Dass eine Konzentration auf wesentliche Strukturmomente und artikulatorischer Reichtum sich nicht widersprechen müssen, beweist Johannes Fischer in einer Auswahl aktueller Schlagzeugstücke Nicolaus A. Hubers, die sich erfreulich jenseits eines „Herumdonnerns im Instrumentenpark“ (Huber) bewegen. Wie minutiös taktil diese Musik gedacht ist, macht das „Fingercapriccio“ hörbar, wo das „eardrum percussion duo“ sich mit Fingerkuppen und Fingernägeln trommelnd, klopfend, reibend und kratzend an zwei Bongopaaren zu schaffen macht. „Instrumentale Diät“ (Huber) ohne Mangelerscheinungen vermittelt auch Hubers dreiteiliger „Sehnsuchtszyklus“: „Póthos“ mischt Geräuschhaftes und punktuell Rhythmisches, perkussive Turbulenzen und sanfteste Klanggebung zu einem vielfarbigen Parcours. In „Himeros“ gesellt sich eine Harfe hinzu, die in einen mikrotonalen Dialog mit Glockenklängen tritt. Lautsprecherzuspielungen bilden hier prominente Störfaktoren, was in der Attacke eines raumgreifenden Sinustones gipfelt, der das akustische Geschehen überblendet wie ein plötzlicher Hörsturz. (NEOS)

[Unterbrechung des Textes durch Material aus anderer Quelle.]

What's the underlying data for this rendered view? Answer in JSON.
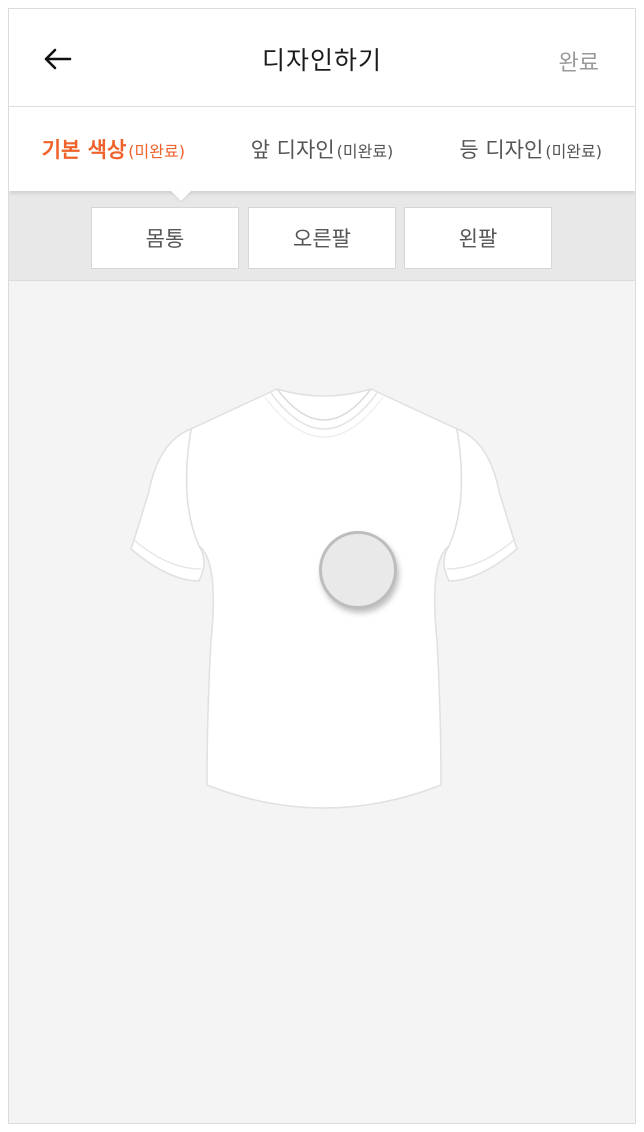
{
  "header": {
    "title": "디자인하기",
    "done_label": "완료"
  },
  "tabs": [
    {
      "label": "기본 색상",
      "status": "(미완료)"
    },
    {
      "label": "앞 디자인",
      "status": "(미완료)"
    },
    {
      "label": "등 디자인",
      "status": "(미완료)"
    }
  ],
  "parts": {
    "body": "몸통",
    "right_sleeve": "오른팔",
    "left_sleeve": "왼팔"
  },
  "colors": {
    "accent": "#f0622b",
    "background": "#f4f4f4"
  }
}
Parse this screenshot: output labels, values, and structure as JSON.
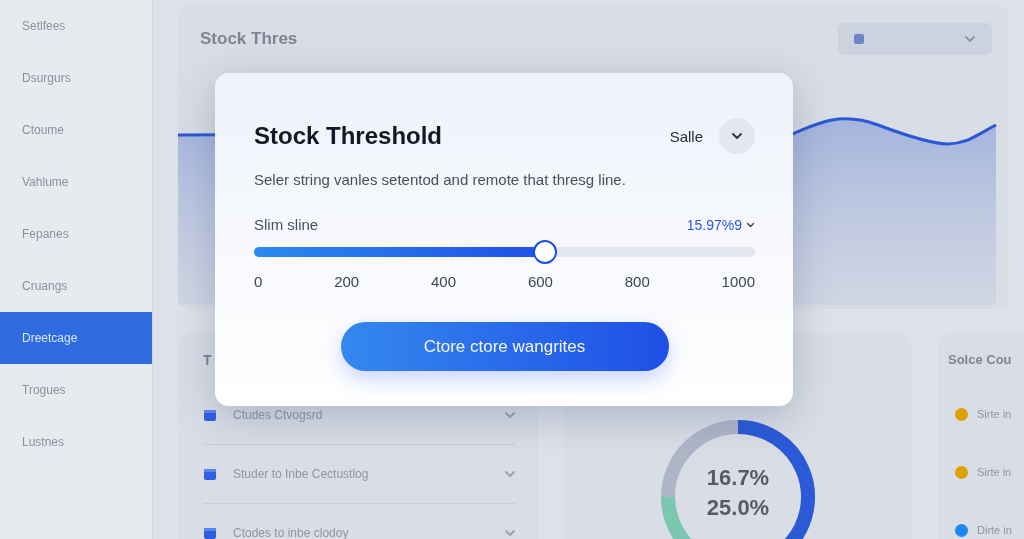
{
  "sidebar": {
    "items": [
      {
        "label": "Setlfees",
        "selected": false
      },
      {
        "label": "Dsurgurs",
        "selected": false
      },
      {
        "label": "Ctoume",
        "selected": false
      },
      {
        "label": "Vahlume",
        "selected": false
      },
      {
        "label": "Fepanes",
        "selected": false
      },
      {
        "label": "Cruangs",
        "selected": false
      },
      {
        "label": "Dreetcage",
        "selected": true
      },
      {
        "label": "Trogues",
        "selected": false
      },
      {
        "label": "Lustnes",
        "selected": false
      }
    ]
  },
  "dashboard": {
    "chart_card": {
      "title": "Stock Thres"
    },
    "list_card": {
      "title": "T",
      "items": [
        {
          "label": "Ctudes Ctvogsrd"
        },
        {
          "label": "Studer to Inbe Cectustlog"
        },
        {
          "label": "Ctodes to inbe clodoy"
        }
      ]
    },
    "donut_card": {
      "values": [
        "16.7%",
        "25.0%"
      ]
    },
    "status_card": {
      "title": "Solce Cou",
      "items": [
        {
          "label": "Sirte in",
          "color": "#e0a000"
        },
        {
          "label": "Sirte in",
          "color": "#e0a000"
        },
        {
          "label": "Dirte in",
          "color": "#1e88f0"
        }
      ]
    }
  },
  "modal": {
    "title": "Stock Threshold",
    "menu_label": "Salle",
    "description": "Seler string vanles setentod and remote that thresg line.",
    "slider": {
      "label": "Slim sline",
      "reading": "15.97%9",
      "level": 0.58,
      "ticks": [
        "0",
        "200",
        "400",
        "600",
        "800",
        "1000"
      ]
    },
    "button": "Ctore ctore wangrites"
  }
}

Olga Neuwirth ist nicht nur eine Pionierin intermedialen Komponierens, sondern auch eine Zauberin sublimer Reminiszenzen. Einer Liebeserklärung an ihr Lieblingsinstrument kommt „...miramondo multiplo...“ (2006) gleich, ein Konzert für Trompete und Orchester, das in fünf „Arien“ eine imaginäre Vergangenheit bereist. Im kaleidoskopartigen Labyrinth der echten und falschen Zitate erscheinen Ausschnitte aus Händel-Arien wie unter Milchglas, kommt Miles Davis als melancholische Rückblende um die Ecke. Eine Steilvorlage für die lyrischen Qualitäten von Uraufführungsinterpret Hakan Hardenberger. Im Bratschenkonzert „Remnants of Songs ... an Amphigory“ (2009) ist im Andenken an Betty Freeman das Referenz-Geflecht flüchtiger Erinnerungsbruchstücke zwischen Elegie („Sils Maria“) und Tanz auf dem Vulkan nicht weniger dicht gewoben, liegen Traum und Trauma ganz nah beieinander. Eine vor heterogener Musik überquellende Hommage an Neuwirths Großvater ist „Masaot/Clocks Without Hands“ (2013), eine nostalgisch taumelnde Meta-Musik, deren Allusionen und Illusionen Gustav Mahler und György Ligeti gleichzeitig heraufbeschwören. (KAIROS)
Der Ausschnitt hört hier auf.